Age discrimination is a real issue with many workers. You might be young and just starting out on the career path, or nearing retirement age when searching for a job. Unfortunately, age sometimes is the primary reason a qualified job candidate does not get hired.

Federal and (virtually all) state laws prohibit age discrimination, which raises the question regarding the lawfulness of asking for dates of birth on employment applications. The potential for age discrimination makes it important to know your rights when asked for your date of birth by a prospective employer.

Pennsylvania Law Bans Asking for Dates of Birth

If your prospective employer is based in Pennsylvania, state law prohibits asking for an applicant’s date of birth. The Pennsylvania Human Resources Commission (PHRC) clearly says: “Inquiries regarding the applicant’s date of birth or age are unlawful.”

The PHRC says that it is reasonable to assume that any answers given on a pre-employment application or pre-screening form are used to make a hiring decision. So it would be reasonable to assume that asking for your date of birth on a job application is to obtain information that would be used in the hiring decision.

Since it is unlawful to discriminate based on age, the state does not allow employers to ask for birthdates on employment applications. The job provider’s human resources department might ask for other reasons on a separate form, though.

Employment Background Checks Often Require Birthdates

Many employers conduct background checks that do more than look at your work and education history. The background checks often include criminal records and credit reports.

The background checks typically require your date of birth and a social security number. That helps to ensure your records are the correct ones and not those of another person who happens to have the same name.

A human resources department can obtain the necessary information with your permission and after explaining why the information is needed. The process is separate from the job application and subsequent interviews that might occur.

The human resources department does not share your date of birth with those making the hiring decisions and obtained your permission to conduct background checks. That makes it legal at the state and federal levels.

How to Report Employer Violations?

The federal Equal Employment Opportunity Commission (EEOC) enforces federal employment laws. Pennsylvania’s PHRC likewise enforces state employment laws.

If you think you were discriminated against based on age or for any other reason, you can file a complaint with the EEOC and the PHRC. The EEOC complaint would have to be for violations of federal employment laws, which would not include asking for your date of birth on a job application.
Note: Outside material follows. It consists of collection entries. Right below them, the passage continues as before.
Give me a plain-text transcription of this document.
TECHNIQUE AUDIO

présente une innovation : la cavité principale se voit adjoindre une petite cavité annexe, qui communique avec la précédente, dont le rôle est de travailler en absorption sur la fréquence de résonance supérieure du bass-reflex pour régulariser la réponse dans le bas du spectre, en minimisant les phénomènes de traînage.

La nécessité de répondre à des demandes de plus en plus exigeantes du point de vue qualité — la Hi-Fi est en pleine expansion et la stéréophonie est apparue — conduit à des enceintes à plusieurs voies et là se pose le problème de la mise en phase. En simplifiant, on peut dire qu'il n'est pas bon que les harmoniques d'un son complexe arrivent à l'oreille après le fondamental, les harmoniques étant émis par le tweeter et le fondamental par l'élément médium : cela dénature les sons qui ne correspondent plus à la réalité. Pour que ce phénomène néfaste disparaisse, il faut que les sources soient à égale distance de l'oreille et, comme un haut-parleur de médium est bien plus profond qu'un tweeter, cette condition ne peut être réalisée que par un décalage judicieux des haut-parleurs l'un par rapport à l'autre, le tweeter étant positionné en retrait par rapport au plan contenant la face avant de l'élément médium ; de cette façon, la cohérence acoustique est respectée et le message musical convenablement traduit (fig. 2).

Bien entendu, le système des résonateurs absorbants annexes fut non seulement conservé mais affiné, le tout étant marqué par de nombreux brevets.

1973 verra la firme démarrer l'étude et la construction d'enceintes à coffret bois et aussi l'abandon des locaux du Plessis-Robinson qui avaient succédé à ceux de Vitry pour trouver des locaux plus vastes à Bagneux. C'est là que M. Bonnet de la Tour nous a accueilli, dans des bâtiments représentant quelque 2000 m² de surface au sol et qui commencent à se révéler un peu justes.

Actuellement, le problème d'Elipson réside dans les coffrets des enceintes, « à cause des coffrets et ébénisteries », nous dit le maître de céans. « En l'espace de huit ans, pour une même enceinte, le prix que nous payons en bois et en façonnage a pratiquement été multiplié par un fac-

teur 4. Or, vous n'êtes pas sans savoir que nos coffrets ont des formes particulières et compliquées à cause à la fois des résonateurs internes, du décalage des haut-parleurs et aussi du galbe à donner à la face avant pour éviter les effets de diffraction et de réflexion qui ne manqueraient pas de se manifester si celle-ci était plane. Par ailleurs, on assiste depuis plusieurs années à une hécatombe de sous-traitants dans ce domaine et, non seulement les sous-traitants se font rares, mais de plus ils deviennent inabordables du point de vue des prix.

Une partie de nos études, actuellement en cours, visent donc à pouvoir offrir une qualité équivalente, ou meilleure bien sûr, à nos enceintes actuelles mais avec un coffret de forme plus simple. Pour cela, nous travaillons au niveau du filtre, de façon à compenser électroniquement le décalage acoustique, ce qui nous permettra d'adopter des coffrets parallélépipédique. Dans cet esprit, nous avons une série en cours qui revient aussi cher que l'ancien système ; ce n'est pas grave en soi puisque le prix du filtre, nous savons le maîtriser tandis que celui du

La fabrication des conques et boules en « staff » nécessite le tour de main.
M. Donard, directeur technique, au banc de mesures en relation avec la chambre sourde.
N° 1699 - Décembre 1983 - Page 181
The PHRC complaint would have to be for violations of Pennsylvania employment laws, which could include asking for your date of birth on a job application.

When you complain to the EEOC, it will investigate and determine whether or not your complaint has merit. If the EEOC says it does, you could proceed with a federal lawsuit for age discrimination and other causes of action.

The PHRC also might determine that your rights were violated. If so, you could proceed with a state-level lawsuit against the offending employer.

You would have to show that you were qualified for the position. You also would have to show that the position went to someone much less qualified and who is much younger than you.

An experienced employment attorney can help you to gather the evidence needed to file a successful complaint for violations of state or federal employment laws.

Philadelphia Employment Lawyers at Sidkoff, Pincus & Green Help to Enforce Your Rights

Our experienced Philadelphia employment lawyers at Sidkoff, Pincus & Green can help you to uphold your rights. You can call 215-574-0600 or contact us online to schedule an initial consultation at our Philadelphia law office. We represent clients in South Jersey and throughout Pennsylvania and New Jersey.

How Do Non-Disclosure Agreements Work?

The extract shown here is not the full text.